Aku sering kali disebut seksi, mempesona dan lain-lain. Tapi aku tidak pernah mendengar ada yang mengatakan kalau aku cantik secara alami. Aku memberinya senyum malu-malu, dan itu sukse membuatnya tertawa. Dia perlahan berdiri dari tempat tidur lalu berjalan mendekat ke arah belakangku, matanya tidak meninggalkan mataku sedikitpun. Aku menggerakkan bokongku dan kembali menatapnya. Perlahan aku berdiri dan berbalik menghadapnya. Dia meraih pinggulku, menggenggamnya dengan lembut di tangannya dn menarikku lebih dekat padanya. Dia mengulurkan tangan menggerakkan ibu jarinya di pipiku. Aku menghela nafas dan bergerak ke dalam sentuhannya.

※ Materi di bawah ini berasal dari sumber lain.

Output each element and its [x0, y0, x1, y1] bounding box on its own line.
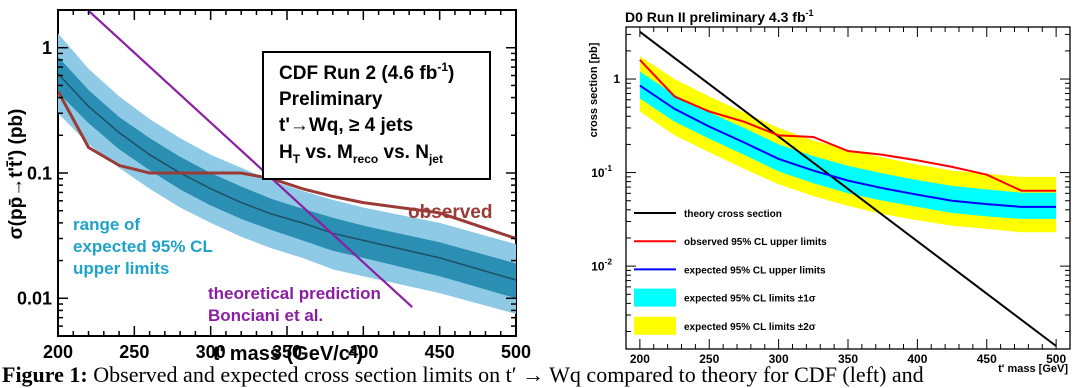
- cdf-chart: 200 250 300 350 400 450 500 1 0.1 0.01 CDF Run 2 …: [6, 9, 531, 365]
- cdf-y-tick-label: 1: [42, 38, 52, 58]
- cdf-observed-label: observed: [408, 202, 492, 223]
- d0-legend-label: theory cross section: [684, 209, 782, 220]
- cdf-info-line3: t'→Wq, ≥ 4 jets: [279, 115, 413, 136]
- cdf-y-tick-label: 0.1: [27, 163, 52, 183]
- cdf-info-line4: HT vs. Mreco vs. Njet: [279, 142, 443, 166]
- d0-x-tick-label: 400: [907, 352, 927, 366]
- d0-y-axis-label: cross section [pb]: [588, 42, 600, 137]
- d0-x-tick-label: 350: [838, 352, 858, 366]
- cdf-lines: [58, 10, 516, 308]
- cdf-theory-label-2: Bonciani et al.: [208, 306, 323, 325]
- cdf-x-tick-label: 450: [425, 342, 455, 362]
- d0-x-tick-label: 450: [977, 352, 997, 366]
- d0-series-observed-95-cl-upper-limits: [639, 59, 1057, 192]
- caption-label: Figure 1:: [2, 362, 88, 387]
- d0-legend-label: observed 95% CL upper limits: [684, 237, 827, 248]
- cdf-x-tick-label: 400: [348, 342, 378, 362]
- cdf-info-line1: CDF Run 2 (4.6 fb-1): [279, 60, 454, 84]
- d0-y-tick-label: 10-2: [591, 256, 612, 273]
- d0-legend-label: expected 95% CL upper limits: [684, 265, 826, 276]
- cdf-range-label-2: expected 95% CL: [73, 237, 213, 256]
- d0-ticks: 200 250 300 350 400 450 500 1 10-1 10-2: [591, 27, 1071, 366]
- cdf-x-tick-label: 200: [43, 342, 73, 362]
- d0-legend-label: expected 95% CL limits ±2σ: [684, 322, 816, 333]
- d0-legend: theory cross section observed 95% CL uppe…: [634, 209, 827, 335]
- d0-legend-swatch: [634, 316, 676, 335]
- cdf-series-theoretical-prediction: [86, 10, 413, 308]
- cdf-x-tick-label: 350: [272, 342, 302, 362]
- d0-legend-swatch: [634, 288, 676, 307]
- cdf-theory-label-1: theoretical prediction: [208, 284, 381, 303]
- d0-x-tick-label: 200: [630, 352, 650, 366]
- cdf-band-1sigma: [58, 56, 516, 299]
- cdf-series-observed: [58, 90, 516, 240]
- d0-y-tick-label: 10-1: [591, 163, 612, 180]
- cdf-range-label-1: range of: [73, 215, 140, 234]
- d0-chart: D0 Run II preliminary 4.3 fb-1 200 250 300…: [588, 8, 1071, 375]
- cdf-x-tick-label: 500: [501, 342, 531, 362]
- d0-series-expected-95-cl-upper-limits: [639, 84, 1057, 208]
- d0-x-tick-label: 250: [699, 352, 719, 366]
- d0-lines: [639, 31, 1057, 347]
- cdf-info-line2: Preliminary: [279, 89, 383, 110]
- cdf-y-tick-label: 0.01: [17, 289, 52, 309]
- d0-x-tick-label: 300: [769, 352, 789, 366]
- cdf-y-axis-label: σ(pp̄→t't̄') (pb): [6, 109, 27, 240]
- cdf-bands: [58, 33, 516, 314]
- d0-x-axis-label: t' mass [GeV]: [998, 363, 1068, 375]
- cdf-range-label-3: upper limits: [73, 259, 169, 278]
- d0-title: D0 Run II preliminary 4.3 fb-1: [625, 8, 814, 25]
- cdf-x-tick-label: 300: [196, 342, 226, 362]
- cdf-x-tick-label: 250: [119, 342, 149, 362]
- cdf-series-expected: [58, 73, 516, 281]
- cdf-x-axis-label: t' mass (GeV/c²): [213, 343, 363, 365]
- caption-text: Observed and expected cross section limi…: [93, 362, 924, 387]
- figure-caption: Figure 1: Observed and expected cross se…: [2, 362, 924, 388]
- d0-series-theory-cross-section: [639, 31, 1057, 347]
- d0-legend-label: expected 95% CL limits ±1σ: [684, 294, 816, 305]
- d0-x-tick-label: 500: [1046, 352, 1066, 366]
- d0-y-tick-label: 1: [613, 72, 620, 86]
- cdf-ticks: 200 250 300 350 400 450 500 1 0.1 0.01: [17, 9, 531, 362]
- cdf-info-box: [262, 51, 491, 180]
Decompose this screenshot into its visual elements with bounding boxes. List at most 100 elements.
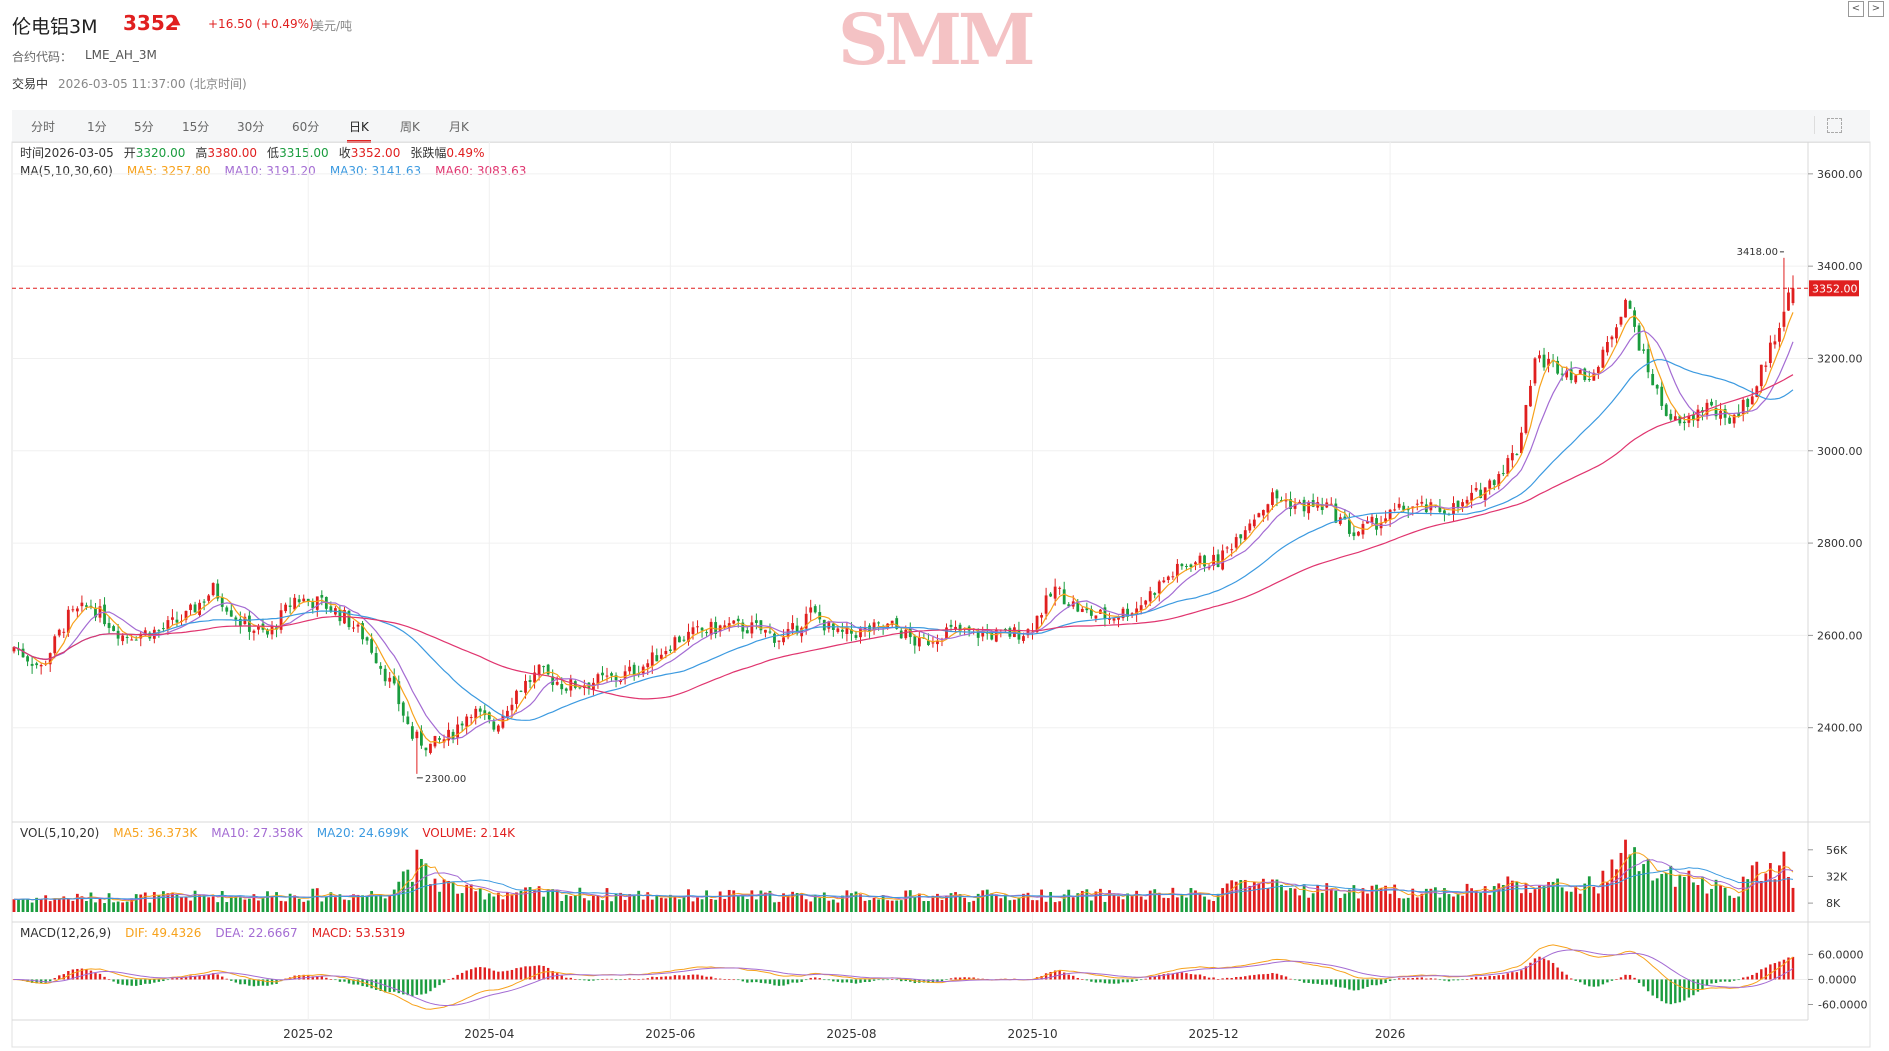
tab-1min[interactable]: 1分 xyxy=(87,120,107,134)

“Kau sangat cantik” ucapnya berbisik di telingaku.
Aku bisa merasakan kalau wajahku memerah lagi karena ucapannya dan menggelengkan kepalaku sebagai tanda kalau aku tidak setuju. Ya, aku harus percaya diri, kenapa harus tidak. Tetapi pada akhirnya aku hanyalah seorang wanita biasa, semua orang pasti punya penilaian dan pendapat menurut mereka masing-masing, begitu juga dengan masalah, semua orang pasti memiliki masalahnya sendiri dan tau bagaimana cara mereka menyelesaikan masalah mereka.
Dia tidak lagi mengucapkan sepatah kata pun, bahkan sebaliknya, dia mengulurkan tangannya lalu menempelkan bibirnya di bibirku. Ciuman itu terasa sangat berbeda. Jika biasanya dia memagut bibirku dengan kasar dan menuntut, kali ini dia melakukannya dengan sangat pelan dan sangat lembut. Dia membimbingku dengan perlahan menuju ke tempat tidur kami, membaringkanku lalu tubuhnya menghimpit tubuhku dari atas tubuhku.
“Aku akan membutuhkan waktu untuk berubah menjadi yang lebih baik lagi untukmu” ucapnya berbisik pelan. “Tidak apa-apa kan?” imbuhnya bertanya dan yang hanya bisa aku lakukan adalah menganggukkan kepalaku.
Segala sesuatu tentang malam ini sangat berbeda.